By land and sea, but especially by sea, a new exodus of Cubans to the United States is underway.
Economic conditions in Cuba are getting worse. Also, it is easier to leave the island than it has been before. Experts think the uptick in refugees is just the beginning.
Efforts to get to the U.S. by sea are the most dramatic. Scenes remind viewers of the Mariel “rafters” exodus of 1980 and the rafter crisis of 1994.
There was an agreement after 1994. Refugees caught at sea would be sent back to Cuba. Any Cuban who reached the USA border would be allowed to stay. Refugees might also get to Mexico or a Central American country. If they did, and made their way over the border, they could stay in the United States.

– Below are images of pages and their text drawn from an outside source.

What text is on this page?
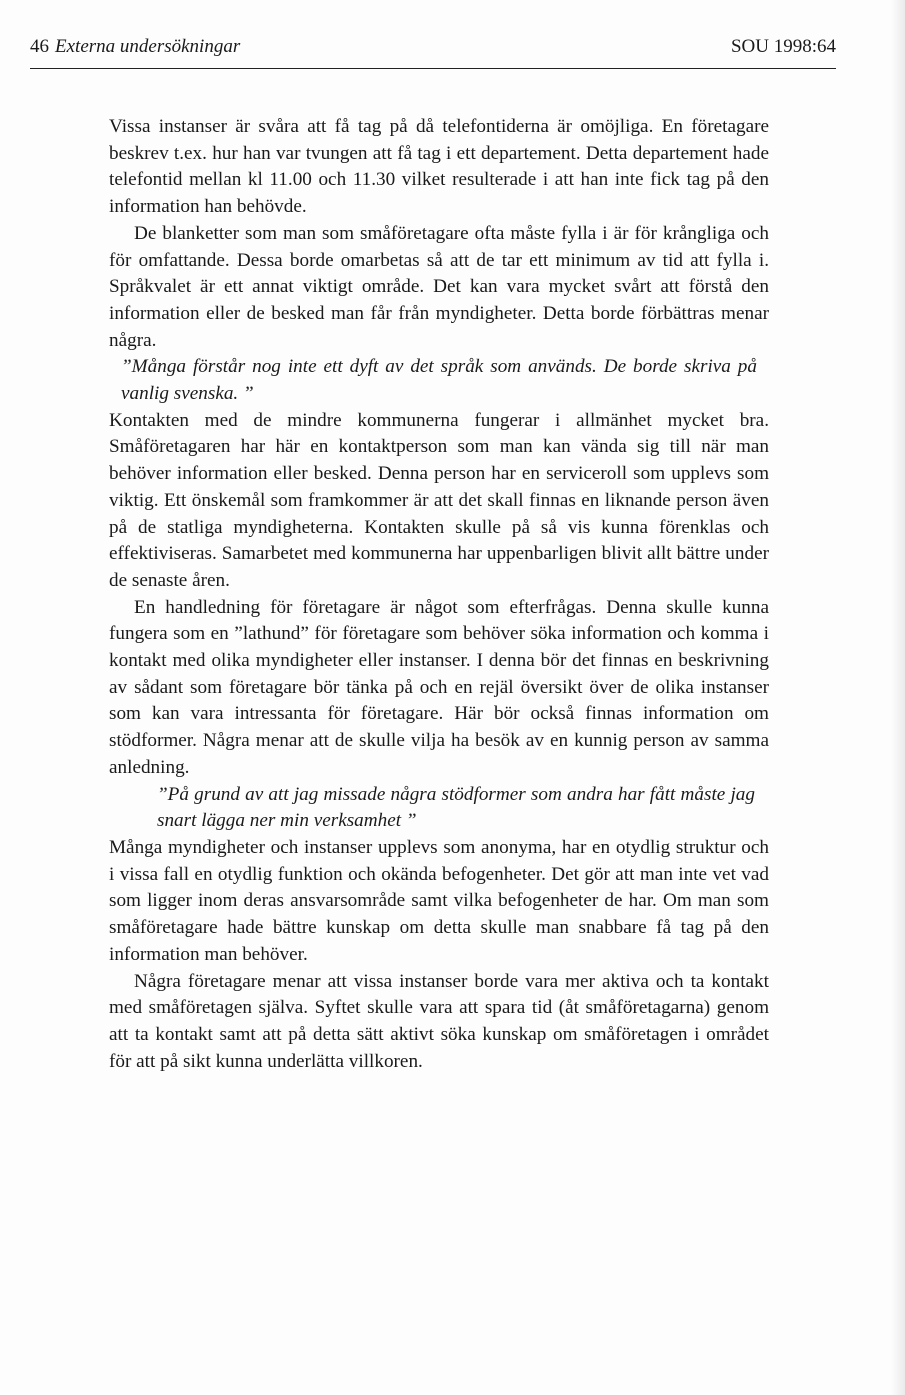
46 Externa undersökningar	SOU 1998:64

Vissa instanser är svåra att få tag på då telefontiderna är omöjliga. En företagare beskrev t.ex. hur han var tvungen att få tag i ett departement. Detta departement hade telefontid mellan kl 11.00 och 11.30 vilket resulterade i att han inte fick tag på den information han behövde.

De blanketter som man som småföretagare ofta måste fylla i är för krångliga och för omfattande. Dessa borde omarbetas så att de tar ett minimum av tid att fylla i. Språkvalet är ett annat viktigt område. Det kan vara mycket svårt att förstå den information eller de besked man får från myndigheter. Detta borde förbättras menar några.

”Många förstår nog inte ett dyft av det språk som används. De borde skriva på vanlig svenska. ”

Kontakten med de mindre kommunerna fungerar i allmänhet mycket bra. Småföretagaren har här en kontaktperson som man kan vända sig till när man behöver information eller besked. Denna person har en serviceroll som upplevs som viktig. Ett önskemål som framkommer är att det skall finnas en liknande person även på de statliga myndigheterna. Kontakten skulle på så vis kunna förenklas och effektiviseras. Samarbetet med kommunerna har uppenbarligen blivit allt bättre under de senaste åren.

En handledning för företagare är något som efterfrågas. Denna skulle kunna fungera som en ”lathund” för företagare som behöver söka information och komma i kontakt med olika myndigheter eller instanser. I denna bör det finnas en beskrivning av sådant som företagare bör tänka på och en rejäl översikt över de olika instanser som kan vara intressanta för företagare. Här bör också finnas information om stödformer. Några menar att de skulle vilja ha besök av en kunnig person av samma anledning.

”På grund av att jag missade några stödformer som andra har fått måste jag snart lägga ner min verksamhet ”

Många myndigheter och instanser upplevs som anonyma, har en otydlig struktur och i vissa fall en otydlig funktion och okända befogenheter. Det gör att man inte vet vad som ligger inom deras ansvarsområde samt vilka befogenheter de har. Om man som småföretagare hade bättre kunskap om detta skulle man snabbare få tag på den information man behöver.

Några företagare menar att vissa instanser borde vara mer aktiva och ta kontakt med småföretagen själva. Syftet skulle vara att spara tid (åt småföretagarna) genom att ta kontakt samt att på detta sätt aktivt söka kunskap om småföretagen i området för att på sikt kunna underlätta villkoren.
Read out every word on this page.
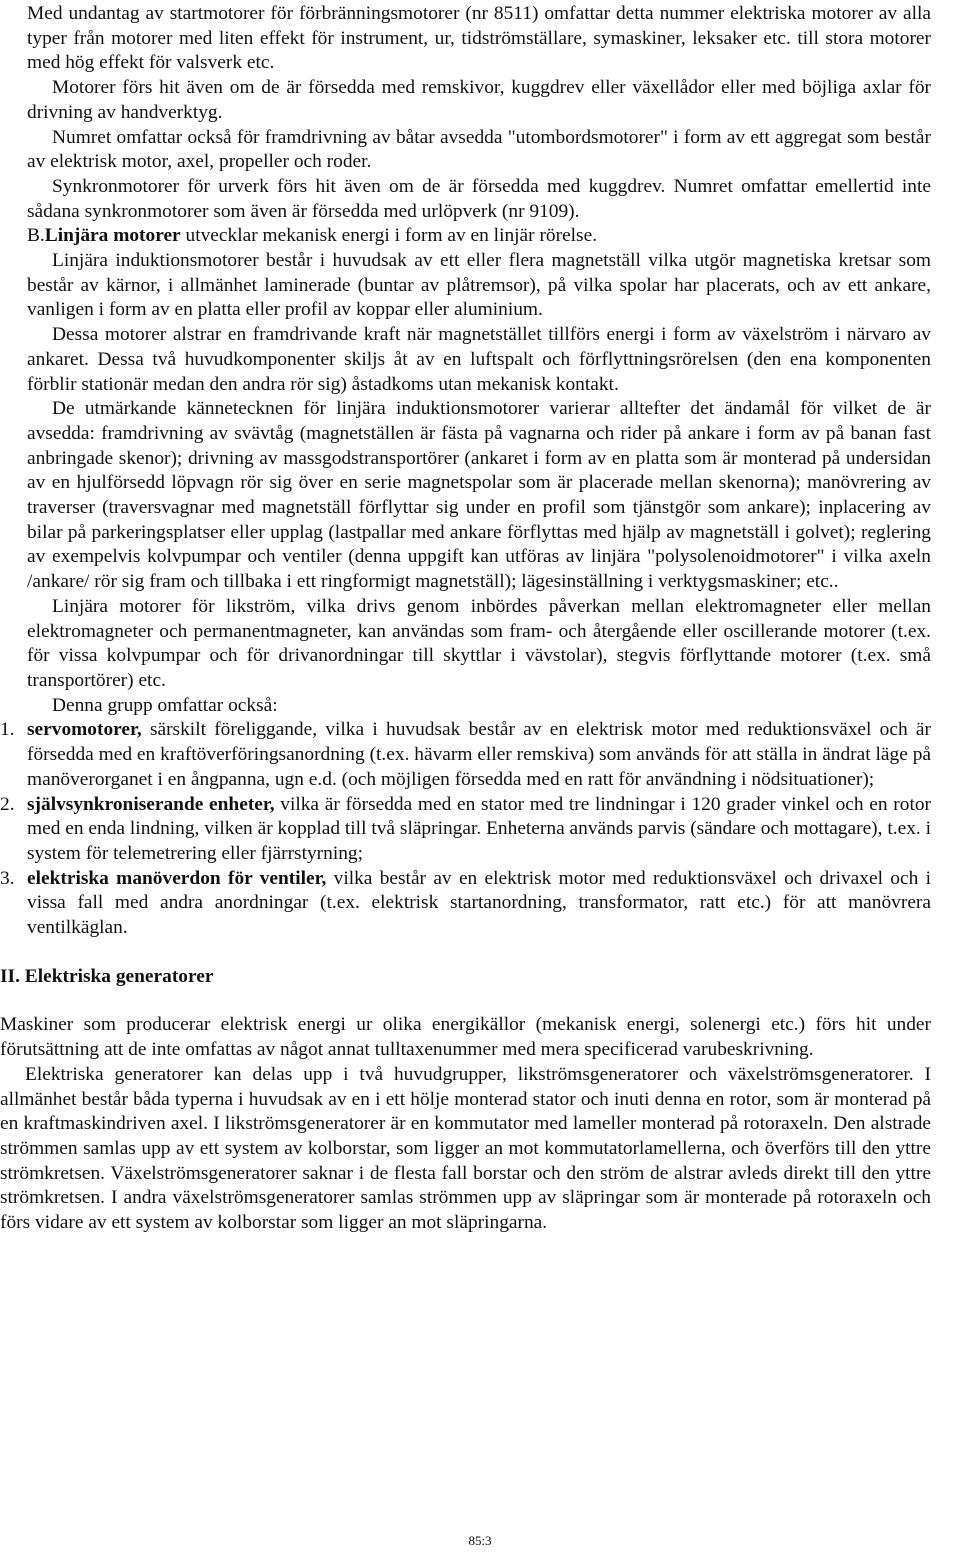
Med undantag av startmotorer för förbränningsmotorer (nr 8511) omfattar detta nummer elektriska motorer av alla typer från motorer med liten effekt för instrument, ur, tidströmställare, symaskiner, leksaker etc. till stora motorer med hög effekt för valsverk etc.

Motorer förs hit även om de är försedda med remskivor, kuggdrev eller växellådor eller med böjliga axlar för drivning av handverktyg.

Numret omfattar också för framdrivning av båtar avsedda "utombordsmotorer" i form av ett aggregat som består av elektrisk motor, axel, propeller och roder.

Synkronmotorer för urverk förs hit även om de är försedda med kuggdrev. Numret omfattar emellertid inte sådana synkronmotorer som även är försedda med urlöpverk (nr 9109).

B.Linjära motorer utvecklar mekanisk energi i form av en linjär rörelse.

Linjära induktionsmotorer består i huvudsak av ett eller flera magnetställ vilka utgör magnetiska kretsar som består av kärnor, i allmänhet laminerade (buntar av plåtremsor), på vilka spolar har placerats, och av ett ankare, vanligen i form av en platta eller profil av koppar eller aluminium.

Dessa motorer alstrar en framdrivande kraft när magnetstället tillförs energi i form av växelström i närvaro av ankaret. Dessa två huvudkomponenter skiljs åt av en luftspalt och förflyttningsrörelsen (den ena komponenten förblir stationär medan den andra rör sig) åstadkoms utan mekanisk kontakt.

De utmärkande kännetecknen för linjära induktionsmotorer varierar alltefter det ändamål för vilket de är avsedda: framdrivning av svävtåg (magnetställen är fästa på vagnarna och rider på ankare i form av på banan fast anbringade skenor); drivning av massgodstransportörer (ankaret i form av en platta som är monterad på undersidan av en hjulförsedd löpvagn rör sig över en serie magnetspolar som är placerade mellan skenorna); manövrering av traverser (traversvagnar med magnetställ förflyttar sig under en profil som tjänstgör som ankare); inplacering av bilar på parkeringsplatser eller upplag (lastpallar med ankare förflyttas med hjälp av magnetställ i golvet); reglering av exempelvis kolvpumpar och ventiler (denna uppgift kan utföras av linjära "polysolenoidmotorer" i vilka axeln /ankare/ rör sig fram och tillbaka i ett ringformigt magnetställ); lägesinställning i verktygsmaskiner; etc..

Linjära motorer för likström, vilka drivs genom inbördes påverkan mellan elektromagneter eller mellan elektromagneter och permanentmagneter, kan användas som fram- och återgående eller oscillerande motorer (t.ex. för vissa kolvpumpar och för drivanordningar till skyttlar i vävstolar), stegvis förflyttande motorer (t.ex. små transportörer) etc.

Denna grupp omfattar också:

1. servomotorer, särskilt föreliggande, vilka i huvudsak består av en elektrisk motor med reduktionsväxel och är försedda med en kraftöverföringsanordning (t.ex. hävarm eller remskiva) som används för att ställa in ändrat läge på manöverorganet i en ångpanna, ugn e.d. (och möjligen försedda med en ratt för användning i nödsituationer);

2. självsynkroniserande enheter, vilka är försedda med en stator med tre lindningar i 120 grader vinkel och en rotor med en enda lindning, vilken är kopplad till två släpringar. Enheterna används parvis (sändare och mottagare), t.ex. i system för telemetrering eller fjärrstyrning;

3. elektriska manöverdon för ventiler, vilka består av en elektrisk motor med reduktionsväxel och drivaxel och i vissa fall med andra anordningar (t.ex. elektrisk startanordning, transformator, ratt etc.) för att manövrera ventilkäglan.

II. Elektriska generatorer

Maskiner som producerar elektrisk energi ur olika energikällor (mekanisk energi, solenergi etc.) förs hit under förutsättning att de inte omfattas av något annat tulltaxenummer med mera specificerad varubeskrivning.

Elektriska generatorer kan delas upp i två huvudgrupper, likströmsgeneratorer och växelströmsgeneratorer. I allmänhet består båda typerna i huvudsak av en i ett hölje monterad stator och inuti denna en rotor, som är monterad på en kraftmaskindriven axel. I likströmsgeneratorer är en kommutator med lameller monterad på rotoraxeln. Den alstrade strömmen samlas upp av ett system av kolborstar, som ligger an mot kommutatorlamellerna, och överförs till den yttre strömkretsen. Växelströmsgeneratorer saknar i de flesta fall borstar och den ström de alstrar avleds direkt till den yttre strömkretsen. I andra växelströmsgeneratorer samlas strömmen upp av släpringar som är monterade på rotoraxeln och förs vidare av ett system av kolborstar som ligger an mot släpringarna.

85:3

Smuggling networks were used during the past 10 years. They were very expensive. Now, Cubans are going back to the sea.
Today’s refugees are much poorer than those of ten years ago. They do not have the money to pay smugglers. Most of the boats they travel in are not seaworthy. There are grisly stories of people dying at sea with their bodies then tossed overboard.
The U.S. imposed many economic restrictions on Cuba after Fidel Castro took power in 1959. At the same time America began a political refugee policy friendly to Cuban refugees fleeing Castro. It is still friendly to Cubans trying to leave the country . It still imposes economic sanctions on the Island.
Thousands of Cubans fled the Island after 1959.Many settled in South Florida. Today, those Cubans and the next generations are well established.